Infinera today announced its first point-to-point coherent subcarrier aggregation technology its calling XR optics. The transportation methodology aims to simplify metro networks, reduce capital expenditures, and address the rapidly growing demand for 5G-driven bandwidth.

"One of the things we noticed as we started shifting our focus a little bit more toward the metro edge and the end-user services is this mismatch between the technology and the actual traffic flow," Robert Shore, SVP of marketing at Infinera, told SDxCentral.

He explained that in a traditional hub-and-spoke traffic pattern, information is transported from the edge to an electrical aggregation point, an approach that requires matching transceivers at either end of the connection. Infinera's approach is to aggregate the signals into a single high-bandwidth connection before continuing onto the hub.

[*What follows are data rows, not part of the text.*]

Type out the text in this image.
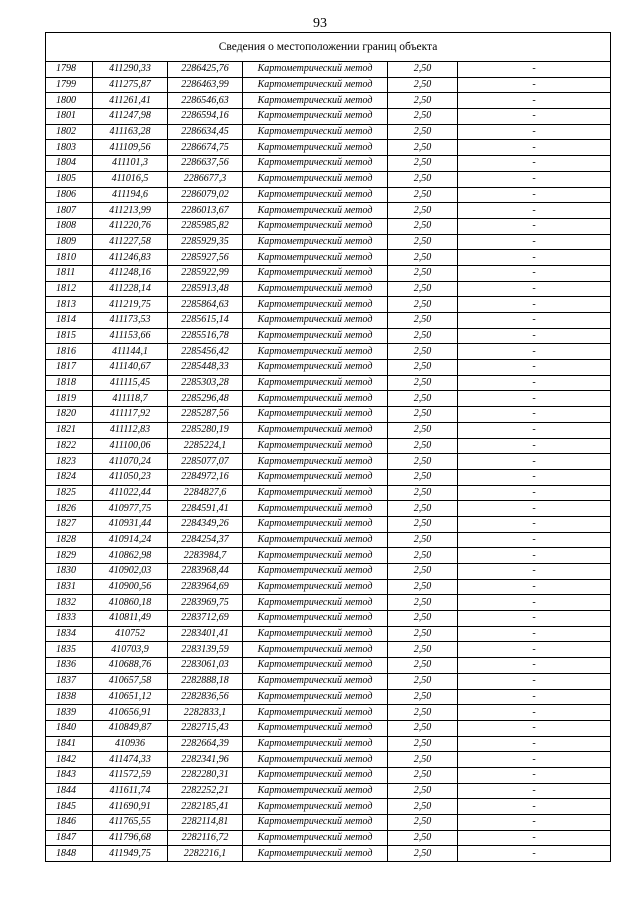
93
Сведения о местоположении границ объекта					
1798	411290,33	2286425,76	Картометрический метод	2,50	-
1799	411275,87	2286463,99	Картометрический метод	2,50	-
1800	411261,41	2286546,63	Картометрический метод	2,50	-
1801	411247,98	2286594,16	Картометрический метод	2,50	-
1802	411163,28	2286634,45	Картометрический метод	2,50	-
1803	411109,56	2286674,75	Картометрический метод	2,50	-
1804	411101,3	2286637,56	Картометрический метод	2,50	-
1805	411016,5	2286677,3	Картометрический метод	2,50	-
1806	411194,6	2286079,02	Картометрический метод	2,50	-
1807	411213,99	2286013,67	Картометрический метод	2,50	-
1808	411220,76	2285985,82	Картометрический метод	2,50	-
1809	411227,58	2285929,35	Картометрический метод	2,50	-
1810	411246,83	2285927,56	Картометрический метод	2,50	-
1811	411248,16	2285922,99	Картометрический метод	2,50	-
1812	411228,14	2285913,48	Картометрический метод	2,50	-
1813	411219,75	2285864,63	Картометрический метод	2,50	-
1814	411173,53	2285615,14	Картометрический метод	2,50	-
1815	411153,66	2285516,78	Картометрический метод	2,50	-
1816	411144,1	2285456,42	Картометрический метод	2,50	-
1817	411140,67	2285448,33	Картометрический метод	2,50	-
1818	411115,45	2285303,28	Картометрический метод	2,50	-
1819	411118,7	2285296,48	Картометрический метод	2,50	-
1820	411117,92	2285287,56	Картометрический метод	2,50	-
1821	411112,83	2285280,19	Картометрический метод	2,50	-
1822	411100,06	2285224,1	Картометрический метод	2,50	-
1823	411070,24	2285077,07	Картометрический метод	2,50	-
1824	411050,23	2284972,16	Картометрический метод	2,50	-
1825	411022,44	2284827,6	Картометрический метод	2,50	-
1826	410977,75	2284591,41	Картометрический метод	2,50	-
1827	410931,44	2284349,26	Картометрический метод	2,50	-
1828	410914,24	2284254,37	Картометрический метод	2,50	-
1829	410862,98	2283984,7	Картометрический метод	2,50	-
1830	410902,03	2283968,44	Картометрический метод	2,50	-
1831	410900,56	2283964,69	Картометрический метод	2,50	-
1832	410860,18	2283969,75	Картометрический метод	2,50	-
1833	410811,49	2283712,69	Картометрический метод	2,50	-
1834	410752	2283401,41	Картометрический метод	2,50	-
1835	410703,9	2283139,59	Картометрический метод	2,50	-
1836	410688,76	2283061,03	Картометрический метод	2,50	-
1837	410657,58	2282888,18	Картометрический метод	2,50	-
1838	410651,12	2282836,56	Картометрический метод	2,50	-
1839	410656,91	2282833,1	Картометрический метод	2,50	-
1840	410849,87	2282715,43	Картометрический метод	2,50	-
1841	410936	2282664,39	Картометрический метод	2,50	-
1842	411474,33	2282341,96	Картометрический метод	2,50	-
1843	411572,59	2282280,31	Картометрический метод	2,50	-
1844	411611,74	2282252,21	Картометрический метод	2,50	-
1845	411690,91	2282185,41	Картометрический метод	2,50	-
1846	411765,55	2282114,81	Картометрический метод	2,50	-
1847	411796,68	2282116,72	Картометрический метод	2,50	-
1848	411949,75	2282216,1	Картометрический метод	2,50	-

"The mismatch in optical technology has always been symmetrical. On either end of the fiber I need to put a transceiver ... that is the same size," Shore said. "What we decided to do is use some of our technology that we've been evolving over the years and develop a single laser that can actually subdivide the output from that laser into subcarriers."

The technology effectively cuts the number of transceivers required in half and can even replace the expensive intermediate aggregator hardware with a relatively cheap passive optical aggregator.

"By doing that optically we can ... potentially eliminate the entire need for that middle router altogether," Shore said. "Its literally just an optical splitter. Signal comes in and it splits it 16 ways."

The benefits extend far beyond eliminating hardware. Infinera says that by simplifying the network, XR optics enables service providers to more rapidly increase the bandwidth at the edge without having to roll trucks and rip and replace hardware.

In theory, the technology could enable dynamic reallocation of bandwidth simply by directing more subcarriers to an edge location.

The key driver behind this technology was bandwidth, explained Shore. "We're focusing on this now because of some of the emerging end-user services that are starting to come out like 5G. They're really just exploding the bandwidth at the edge of the network," he said.

While Infinera developed the technology, it doesn't plan to sell it directly. Instead the company intends to license the technology to a series of yet to be announced hardware partners over the next few months.